J'ai mis du temps avant de trouver les mots justes pour cette critique et en écrivant ces lignes je me demande encore si tout ne va pas finir à la poubelle.
Le Garçon et le Héron ce n'est pas seulement le dernier film de Miyazaki, retraité puis en fait non, c'est avant tout un comte sur la fin. La fin d'un monde, la prise de conscience de la vie et du rapport à l'existence. Le titre original "Comment vivez-vous ?" est déjà plus évocateur que le français.
C'est un film qui est animé par la figure de la mort. Que ça soit sa scène d'introduction, la scène du pélican blessé, ou encore dans l'idée du vieil oncle. Ce personnage qui sent son monde vacillé, qui sait que la fin est proche, et cherche désespérément un successeur, avant que le poids de sa propre création ne vienne anéantir ce qu'il avait mis tant de temps à créer. C'est un évident écho à Miyazaki lui-même dont le nouveau génie de l'animation n'a toujours pas été trouvé. C'est la fin d'un monde, le bout du voyage.
Beaucoup ont craché sur le Vent se lève, bande d'imbéciles que vous êtes, et ce film donne l'impression d'un retour en arrière stylistique. Miyazaki qui pour son dernier film acceptait le monde réel, revient ici comme pour un dernier adieu (même si on sait maintenant que ça ne sera pas le cas) dans un nouveau monde, pourtant si familier, fantastique et merveilleux, qu'il va anéantir.

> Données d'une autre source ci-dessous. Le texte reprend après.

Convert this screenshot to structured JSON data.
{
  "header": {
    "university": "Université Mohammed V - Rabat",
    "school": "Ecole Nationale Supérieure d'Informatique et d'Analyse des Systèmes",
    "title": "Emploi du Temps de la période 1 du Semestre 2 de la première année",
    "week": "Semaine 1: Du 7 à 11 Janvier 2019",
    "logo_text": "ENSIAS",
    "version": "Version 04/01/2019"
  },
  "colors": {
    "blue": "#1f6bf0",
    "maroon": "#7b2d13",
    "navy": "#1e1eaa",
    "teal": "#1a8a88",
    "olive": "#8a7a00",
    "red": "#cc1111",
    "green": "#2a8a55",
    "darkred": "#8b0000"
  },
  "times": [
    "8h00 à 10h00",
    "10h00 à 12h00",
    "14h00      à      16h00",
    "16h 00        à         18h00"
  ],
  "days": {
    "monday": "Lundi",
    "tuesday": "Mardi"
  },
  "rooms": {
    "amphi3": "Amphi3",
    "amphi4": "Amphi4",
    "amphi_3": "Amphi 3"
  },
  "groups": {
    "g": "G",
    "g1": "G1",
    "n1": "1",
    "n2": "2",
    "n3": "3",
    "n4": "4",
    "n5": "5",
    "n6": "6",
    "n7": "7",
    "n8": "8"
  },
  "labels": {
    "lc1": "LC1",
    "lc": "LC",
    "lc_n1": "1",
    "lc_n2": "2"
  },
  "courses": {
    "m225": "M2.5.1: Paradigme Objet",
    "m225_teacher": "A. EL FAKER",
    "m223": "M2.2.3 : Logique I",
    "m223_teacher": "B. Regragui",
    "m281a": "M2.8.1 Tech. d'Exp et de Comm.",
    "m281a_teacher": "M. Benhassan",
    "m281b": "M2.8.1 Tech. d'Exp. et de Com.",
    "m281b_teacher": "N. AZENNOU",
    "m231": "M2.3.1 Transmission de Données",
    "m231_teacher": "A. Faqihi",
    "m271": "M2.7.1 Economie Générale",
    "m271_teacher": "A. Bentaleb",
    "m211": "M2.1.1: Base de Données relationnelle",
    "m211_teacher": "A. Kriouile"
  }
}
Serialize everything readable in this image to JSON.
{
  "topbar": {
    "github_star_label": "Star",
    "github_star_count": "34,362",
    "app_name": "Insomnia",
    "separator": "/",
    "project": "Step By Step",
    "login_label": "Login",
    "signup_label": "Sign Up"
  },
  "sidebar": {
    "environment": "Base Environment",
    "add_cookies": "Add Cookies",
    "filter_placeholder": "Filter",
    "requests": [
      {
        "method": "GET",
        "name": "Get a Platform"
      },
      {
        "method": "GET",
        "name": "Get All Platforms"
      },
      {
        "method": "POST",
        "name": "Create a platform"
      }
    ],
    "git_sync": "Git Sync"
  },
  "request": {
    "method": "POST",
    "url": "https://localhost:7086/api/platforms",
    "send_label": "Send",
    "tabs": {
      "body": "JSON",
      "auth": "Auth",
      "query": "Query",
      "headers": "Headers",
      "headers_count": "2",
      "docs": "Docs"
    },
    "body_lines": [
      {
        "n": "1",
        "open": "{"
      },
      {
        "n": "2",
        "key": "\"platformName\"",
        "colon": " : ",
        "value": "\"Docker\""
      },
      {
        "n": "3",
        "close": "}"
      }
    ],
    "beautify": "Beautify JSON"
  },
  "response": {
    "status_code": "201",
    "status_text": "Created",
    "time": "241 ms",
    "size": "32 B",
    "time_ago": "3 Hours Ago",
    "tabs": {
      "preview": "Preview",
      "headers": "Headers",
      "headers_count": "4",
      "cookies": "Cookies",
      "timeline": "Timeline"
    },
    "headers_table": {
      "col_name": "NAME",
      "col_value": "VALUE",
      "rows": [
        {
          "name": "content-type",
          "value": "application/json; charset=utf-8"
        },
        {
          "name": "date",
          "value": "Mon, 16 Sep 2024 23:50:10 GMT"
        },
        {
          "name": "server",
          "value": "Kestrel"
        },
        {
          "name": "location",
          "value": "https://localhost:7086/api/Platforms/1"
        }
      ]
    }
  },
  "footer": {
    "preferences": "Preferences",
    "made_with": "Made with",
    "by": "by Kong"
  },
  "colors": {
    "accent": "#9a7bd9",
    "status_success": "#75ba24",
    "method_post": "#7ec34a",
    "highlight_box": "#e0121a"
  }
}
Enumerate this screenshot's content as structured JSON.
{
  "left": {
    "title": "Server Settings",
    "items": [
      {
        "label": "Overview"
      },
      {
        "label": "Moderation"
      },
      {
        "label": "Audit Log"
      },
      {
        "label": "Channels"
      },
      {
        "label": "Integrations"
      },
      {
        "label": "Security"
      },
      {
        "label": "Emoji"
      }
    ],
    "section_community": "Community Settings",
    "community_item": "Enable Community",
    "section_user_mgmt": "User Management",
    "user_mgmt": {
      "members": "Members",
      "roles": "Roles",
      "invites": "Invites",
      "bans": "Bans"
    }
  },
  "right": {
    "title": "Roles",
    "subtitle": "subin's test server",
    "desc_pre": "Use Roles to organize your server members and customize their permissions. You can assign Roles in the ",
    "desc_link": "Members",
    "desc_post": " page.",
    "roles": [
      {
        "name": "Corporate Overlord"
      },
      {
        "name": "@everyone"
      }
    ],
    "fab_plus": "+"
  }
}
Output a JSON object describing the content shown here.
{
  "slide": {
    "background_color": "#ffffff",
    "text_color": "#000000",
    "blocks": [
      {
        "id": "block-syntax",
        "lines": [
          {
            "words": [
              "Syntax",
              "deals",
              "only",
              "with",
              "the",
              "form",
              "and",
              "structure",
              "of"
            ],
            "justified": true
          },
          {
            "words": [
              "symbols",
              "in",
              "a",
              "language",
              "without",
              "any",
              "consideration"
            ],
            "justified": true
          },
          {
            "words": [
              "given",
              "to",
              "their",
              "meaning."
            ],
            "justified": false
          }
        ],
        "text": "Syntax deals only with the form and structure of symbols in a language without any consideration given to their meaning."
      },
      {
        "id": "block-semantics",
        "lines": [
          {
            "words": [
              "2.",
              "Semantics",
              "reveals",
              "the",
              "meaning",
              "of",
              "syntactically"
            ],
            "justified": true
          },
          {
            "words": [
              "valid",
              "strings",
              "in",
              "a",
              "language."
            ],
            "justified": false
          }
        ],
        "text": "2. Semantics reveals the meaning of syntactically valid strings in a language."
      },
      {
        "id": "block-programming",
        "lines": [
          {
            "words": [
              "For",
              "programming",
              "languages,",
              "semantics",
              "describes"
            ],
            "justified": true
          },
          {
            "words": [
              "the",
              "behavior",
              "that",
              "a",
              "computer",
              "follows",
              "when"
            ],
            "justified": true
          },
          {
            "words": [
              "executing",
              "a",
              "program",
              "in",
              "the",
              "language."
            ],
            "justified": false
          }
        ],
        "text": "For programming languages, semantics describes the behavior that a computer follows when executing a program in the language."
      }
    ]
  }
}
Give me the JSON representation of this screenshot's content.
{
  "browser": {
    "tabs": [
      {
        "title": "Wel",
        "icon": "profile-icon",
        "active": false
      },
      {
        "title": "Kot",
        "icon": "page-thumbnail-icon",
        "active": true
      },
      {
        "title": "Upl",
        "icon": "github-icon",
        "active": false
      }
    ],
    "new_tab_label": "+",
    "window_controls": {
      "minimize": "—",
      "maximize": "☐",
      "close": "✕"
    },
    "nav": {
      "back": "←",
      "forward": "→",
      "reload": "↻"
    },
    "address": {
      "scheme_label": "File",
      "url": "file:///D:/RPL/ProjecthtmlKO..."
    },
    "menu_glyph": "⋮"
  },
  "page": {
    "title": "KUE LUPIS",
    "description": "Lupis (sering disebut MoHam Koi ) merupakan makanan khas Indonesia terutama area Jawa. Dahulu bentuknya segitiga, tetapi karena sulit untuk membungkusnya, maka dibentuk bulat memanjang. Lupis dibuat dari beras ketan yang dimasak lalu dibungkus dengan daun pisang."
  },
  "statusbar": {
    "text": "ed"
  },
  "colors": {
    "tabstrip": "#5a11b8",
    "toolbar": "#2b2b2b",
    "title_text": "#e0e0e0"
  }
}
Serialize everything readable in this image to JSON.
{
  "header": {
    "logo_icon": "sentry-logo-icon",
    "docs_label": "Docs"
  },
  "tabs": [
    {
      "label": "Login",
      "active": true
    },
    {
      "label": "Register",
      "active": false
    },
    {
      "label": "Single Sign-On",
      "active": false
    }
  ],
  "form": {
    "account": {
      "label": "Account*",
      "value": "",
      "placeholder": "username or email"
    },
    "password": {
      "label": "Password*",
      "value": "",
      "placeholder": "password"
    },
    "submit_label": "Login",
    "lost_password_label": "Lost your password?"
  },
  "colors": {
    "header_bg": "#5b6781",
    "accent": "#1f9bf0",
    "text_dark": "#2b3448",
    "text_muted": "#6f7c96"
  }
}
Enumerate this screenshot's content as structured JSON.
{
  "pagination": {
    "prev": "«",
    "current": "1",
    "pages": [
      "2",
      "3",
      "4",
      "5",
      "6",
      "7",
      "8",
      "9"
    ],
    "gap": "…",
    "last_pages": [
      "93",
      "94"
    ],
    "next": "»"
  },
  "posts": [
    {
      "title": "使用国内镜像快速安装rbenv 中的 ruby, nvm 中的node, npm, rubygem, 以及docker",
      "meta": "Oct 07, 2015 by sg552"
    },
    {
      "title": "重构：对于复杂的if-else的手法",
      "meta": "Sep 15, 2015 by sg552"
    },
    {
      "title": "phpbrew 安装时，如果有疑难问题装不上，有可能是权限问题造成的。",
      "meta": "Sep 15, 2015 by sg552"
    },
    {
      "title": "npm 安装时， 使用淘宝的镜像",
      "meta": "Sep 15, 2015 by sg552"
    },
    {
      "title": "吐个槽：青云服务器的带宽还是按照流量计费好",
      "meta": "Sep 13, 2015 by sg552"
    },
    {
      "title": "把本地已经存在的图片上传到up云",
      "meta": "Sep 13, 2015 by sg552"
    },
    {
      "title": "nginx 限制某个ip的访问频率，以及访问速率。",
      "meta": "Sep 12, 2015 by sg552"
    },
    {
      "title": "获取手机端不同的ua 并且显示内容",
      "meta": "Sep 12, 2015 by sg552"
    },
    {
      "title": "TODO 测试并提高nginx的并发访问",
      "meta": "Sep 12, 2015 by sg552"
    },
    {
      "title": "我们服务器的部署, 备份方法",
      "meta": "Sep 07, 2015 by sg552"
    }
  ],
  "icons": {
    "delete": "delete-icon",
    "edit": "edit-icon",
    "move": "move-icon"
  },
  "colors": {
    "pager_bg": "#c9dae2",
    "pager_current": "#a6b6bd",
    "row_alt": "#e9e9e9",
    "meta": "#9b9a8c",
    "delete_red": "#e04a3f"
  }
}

Et pourtant quel monde. Si on retrouve certaines références évidentes : les petites boules (j'ai oublié leur nom) semblent se rapprocher des noiraudes, l'idée du passage d'un monde à l'autre, peut se rapprocher d'un Chihiro (référence à Alice au Pays des merveilles, vous l'aurez compris), et la ville du début prenant feu n'est pas sans me rappeler celle du Château Ambulant. Et c'est toujours aussi simple finalement. T'aimes bien les perruches ? Boh on va t'en mettre qui font 3 mètres et tu fermes ta gueule. C'est cool un pélican ? Boh et si on t'en montrait un blessé au bord de la mort te racontant, des étoiles dans les yeux, ce qu'est la vie ? C'est ce mélange entre la simplicité et l'étrangeté de la mise en situation qui donne aux univers de Miyazaki cette patte si marquante et reconnaissable.
Et le film pourrait se résumer en une ballade dans cet univers. J'ai le sentiment que Miyazaki ne veut plus raconter une histoire dans l'académisme du terme. Il recherche le voyage. L'errance. J'ai entendu que certains se sentaient perdus pendant le film, et l'ont mis à son discrédit. Je pense qu'au contraire c'est totalement voulu. La fin du film, par exemple, est particulièrement anti-climatique. C'est un voyage mental que le personnage principal fait, où il doit accepter de laisser partir sa mère, de se détacher du passé et de son poids (comme si Miyazaki demandait à son fils de se forger sa propre existence). Mais l'histoire en soit, concrètement ce que l'on voit à l'écran, est un jolie bordel, un amoncellement de scène qui ne trouve pas forcément une logique aux premiers abords, parce que Miyazaki a abandonné l'idée d'un point A jusqu'à un point B, ce qui l'anime c'est une galerie de personnages, de scènes, d'instants qui parlent plus qu'ils ne racontent, qui disent plus qu'ils ne développent. Si on peut estimer que c'était déjà le cas avec son chef-d'œuvre (dont je tairais le nom ici mais vous savez très bien duquel je veux parler), c'est d'autant plus signifiant ici quand il est question du deuil, d'un chemin d'acceptation qui ne doit donc pas se faire dans la précipitation des événements extérieurs mais bien dans l'intériorité de chacun, dans la longueur et dans le temps.
Je ne veux pas forcément plus m'attarder sur la qualité de l'animation en soit, elle coule de source. Miyazaki sait gérer son dessin, et l'accompagne intelligemment d'animation 3D (relativement rare, mais efficacement utilisée). On avance toujours entre 2 zones, l'enfance et l'adulte, le rêve et l'horreur.
C'est encore une œuvre profondément troublante que nous retrouvons ici, qui n'est évidemment pas à mettre entre toutes les mains, qui en décevra évidemment, mais qui à mon humble avis peut regarder ses prédécesseurs dans les yeux. Retrouver Miyazaki après 10 ans, c'est s'attendre à être sur un chemin balisé que l'on connaît pas cœur, et découvrir que effectivement rien n'a changé et pourtant rien n'est exactement pareil.